Not everyone arrived enraptured with Obama. Debbie Diver of nearby Englewood, Colo., was still angry about Hillary Clinton’s defeat.

Still, she showed up pushing her 83-year-old father in a wheelchair because, Diver said, “I wasn’t going to let my disappointment stand in the way of being at what is an historic event.”


Tight security

Security was exceedingly tight -- police snipers with rifles stood on top of the giant screen at one end of the stadium -- and at one point a line of thousands of people snaked for more than a mile.

Joe Bugg wasn’t bothered by the wait. The 72-year-old retired social worker traveled from his home in Indianapolis to witness Obama’s speech.
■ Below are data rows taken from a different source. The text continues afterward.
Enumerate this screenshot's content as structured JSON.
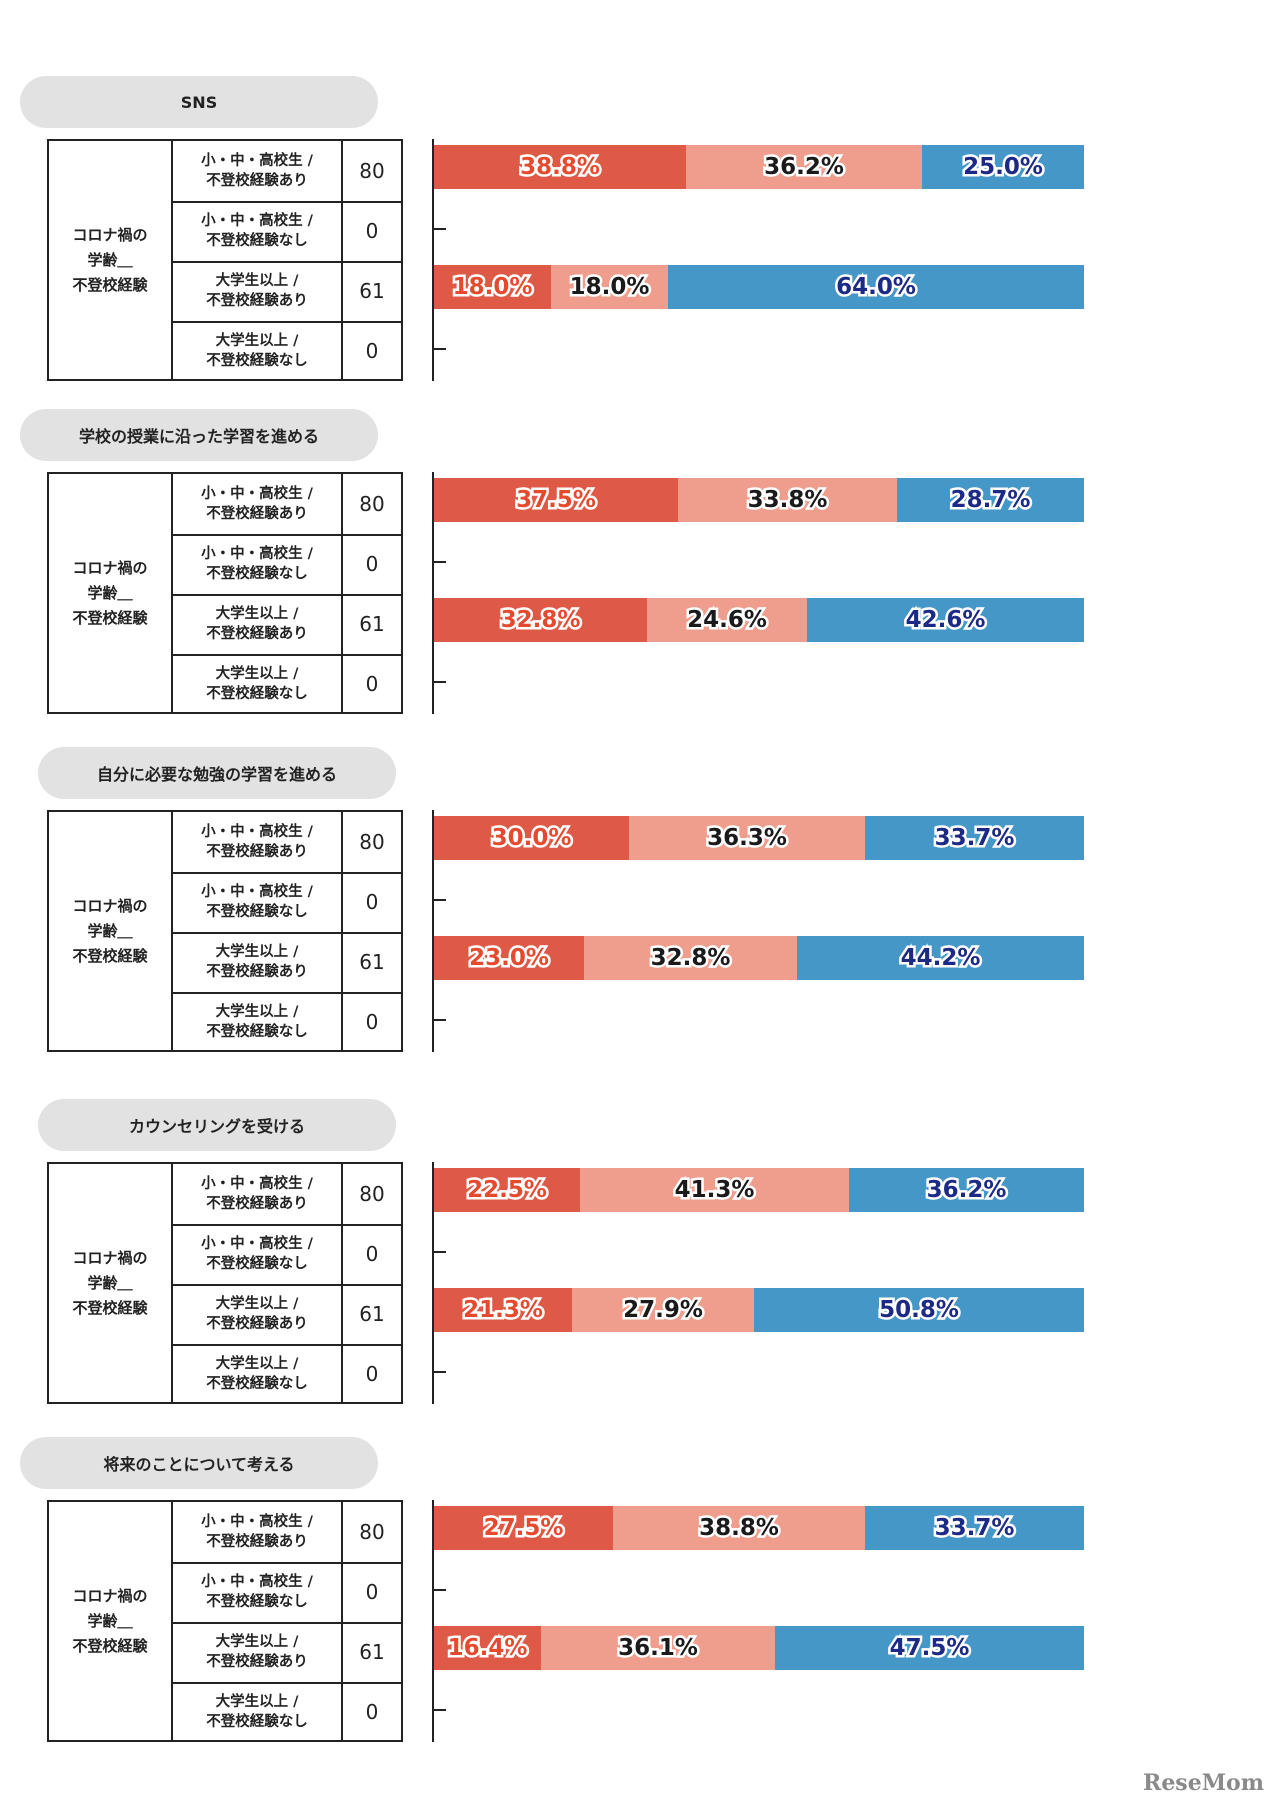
{
  "chart_data": {
    "type": "bar",
    "orientation": "horizontal",
    "stacked": true,
    "percent": true,
    "group_label": "コロナ禍の\n学齢＿\n不登校経験",
    "categories": [
      "小・中・高校生 /\n不登校経験あり",
      "小・中・高校生 /\n不登校経験なし",
      "大学生以上 /\n不登校経験あり",
      "大学生以上 /\n不登校経験なし"
    ],
    "n": [
      "80",
      "0",
      "61",
      "0"
    ],
    "segment_colors": [
      "#de5a47",
      "#ef9d8c",
      "#4497c6"
    ],
    "panels": [
      {
        "title": "SNS",
        "values": [
          [
            38.8,
            36.2,
            25.0
          ],
          null,
          [
            18.0,
            18.0,
            64.0
          ],
          null
        ],
        "labels": [
          [
            "38.8%",
            "36.2%",
            "25.0%"
          ],
          null,
          [
            "18.0%",
            "18.0%",
            "64.0%"
          ],
          null
        ]
      },
      {
        "title": "学校の授業に沿った学習を進める",
        "values": [
          [
            37.5,
            33.8,
            28.7
          ],
          null,
          [
            32.8,
            24.6,
            42.6
          ],
          null
        ],
        "labels": [
          [
            "37.5%",
            "33.8%",
            "28.7%"
          ],
          null,
          [
            "32.8%",
            "24.6%",
            "42.6%"
          ],
          null
        ]
      },
      {
        "title": "自分に必要な勉強の学習を進める",
        "values": [
          [
            30.0,
            36.3,
            33.7
          ],
          null,
          [
            23.0,
            32.8,
            44.2
          ],
          null
        ],
        "labels": [
          [
            "30.0%",
            "36.3%",
            "33.7%"
          ],
          null,
          [
            "23.0%",
            "32.8%",
            "44.2%"
          ],
          null
        ]
      },
      {
        "title": "カウンセリングを受ける",
        "values": [
          [
            22.5,
            41.3,
            36.2
          ],
          null,
          [
            21.3,
            27.9,
            50.8
          ],
          null
        ],
        "labels": [
          [
            "22.5%",
            "41.3%",
            "36.2%"
          ],
          null,
          [
            "21.3%",
            "27.9%",
            "50.8%"
          ],
          null
        ]
      },
      {
        "title": "将来のことについて考える",
        "values": [
          [
            27.5,
            38.8,
            33.7
          ],
          null,
          [
            16.4,
            36.1,
            47.5
          ],
          null
        ],
        "labels": [
          [
            "27.5%",
            "38.8%",
            "33.7%"
          ],
          null,
          [
            "16.4%",
            "36.1%",
            "47.5%"
          ],
          null
        ]
      }
    ]
  },
  "logo": {
    "text": "ReseMom"
  }
}
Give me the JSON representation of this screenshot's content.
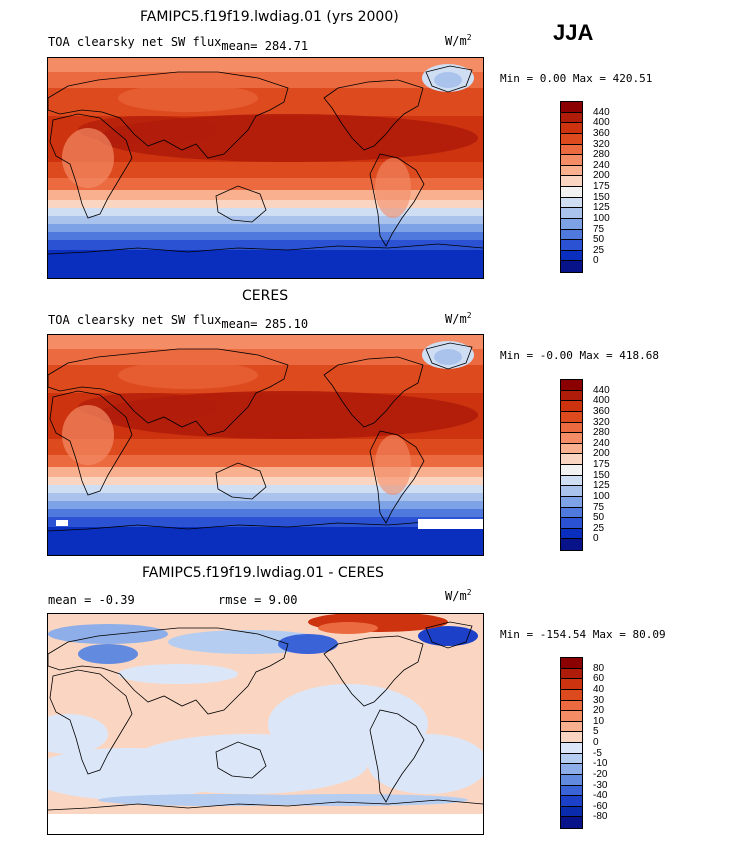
{
  "season": "JJA",
  "units": "W/m",
  "units_sup": "2",
  "panels": [
    {
      "title": "FAMIPC5.f19f19.lwdiag.01 (yrs 2000)",
      "subtitle": "TOA clearsky net SW flux",
      "mean_label": "mean= 284.71",
      "stat": "Min =   0.00 Max = 420.51"
    },
    {
      "title": "CERES",
      "subtitle": "TOA clearsky net SW flux",
      "mean_label": "mean= 285.10",
      "stat": "Min =  -0.00 Max = 418.68"
    },
    {
      "title": "FAMIPC5.f19f19.lwdiag.01 - CERES",
      "mean_text": "mean =  -0.39",
      "rmse_text": "rmse =   9.00",
      "stat": "Min = -154.54 Max =  80.09"
    }
  ],
  "chart_data": [
    {
      "type": "heatmap",
      "title": "FAMIPC5.f19f19.lwdiag.01 (yrs 2000)",
      "variable": "TOA clearsky net SW flux",
      "units": "W/m2",
      "mean": 284.71,
      "min": 0.0,
      "max": 420.51,
      "colorbar_levels": [
        "440",
        "400",
        "360",
        "320",
        "280",
        "240",
        "200",
        "175",
        "150",
        "125",
        "100",
        "75",
        "50",
        "25",
        "0"
      ],
      "colors": [
        "#8b0000",
        "#b01c0a",
        "#cc330e",
        "#dd4a1e",
        "#ec6a40",
        "#f48c65",
        "#f8b08f",
        "#fad6c2",
        "#f2f2f2",
        "#d0def3",
        "#a9c3ed",
        "#7ea2e6",
        "#5079dd",
        "#2a52d2",
        "#0a2fbf",
        "#08138a"
      ]
    },
    {
      "type": "heatmap",
      "title": "CERES",
      "variable": "TOA clearsky net SW flux",
      "units": "W/m2",
      "mean": 285.1,
      "min": -0.0,
      "max": 418.68,
      "colorbar_levels": [
        "440",
        "400",
        "360",
        "320",
        "280",
        "240",
        "200",
        "175",
        "150",
        "125",
        "100",
        "75",
        "50",
        "25",
        "0"
      ],
      "colors": [
        "#8b0000",
        "#b01c0a",
        "#cc330e",
        "#dd4a1e",
        "#ec6a40",
        "#f48c65",
        "#f8b08f",
        "#fad6c2",
        "#f2f2f2",
        "#d0def3",
        "#a9c3ed",
        "#7ea2e6",
        "#5079dd",
        "#2a52d2",
        "#0a2fbf",
        "#08138a"
      ]
    },
    {
      "type": "heatmap",
      "title": "FAMIPC5.f19f19.lwdiag.01 - CERES",
      "units": "W/m2",
      "mean": -0.39,
      "rmse": 9.0,
      "min": -154.54,
      "max": 80.09,
      "colorbar_levels": [
        "80",
        "60",
        "40",
        "30",
        "20",
        "10",
        "5",
        "0",
        "-5",
        "-10",
        "-20",
        "-30",
        "-40",
        "-60",
        "-80"
      ],
      "colors": [
        "#8b0000",
        "#b01c0a",
        "#cc330e",
        "#dd4a1e",
        "#ec6a40",
        "#f48c65",
        "#f8b08f",
        "#fad6c2",
        "#dbe7f8",
        "#b5cdf0",
        "#8daee8",
        "#628be0",
        "#3b63d8",
        "#1d40c8",
        "#0a2bab",
        "#08138a"
      ]
    }
  ]
}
“Forty years ago, I was sure it wouldn’t happen,” said Bugg, an African American who recalled being exiled to the rear of buses and movie theaters during the days of Jim Crow.

He continued: “That’s why I’m here. I have to be part of this.”


Times staff writers Robin Abcarian, DeeDee Correll, Don Frederick and Nicholas Riccardi and Chicago Tribune staff writer Jim Tankersley contributed to this report.


History repeating itself: “Now is the time,” Obama’s refrain tonight, was also a refrain from the Rev. Martin Luther King Jr.'s “I Have a Dream” speech. It was also a campaign slogan that Nelson Mandela used when he won the 1994 election as South Africa’s first black president.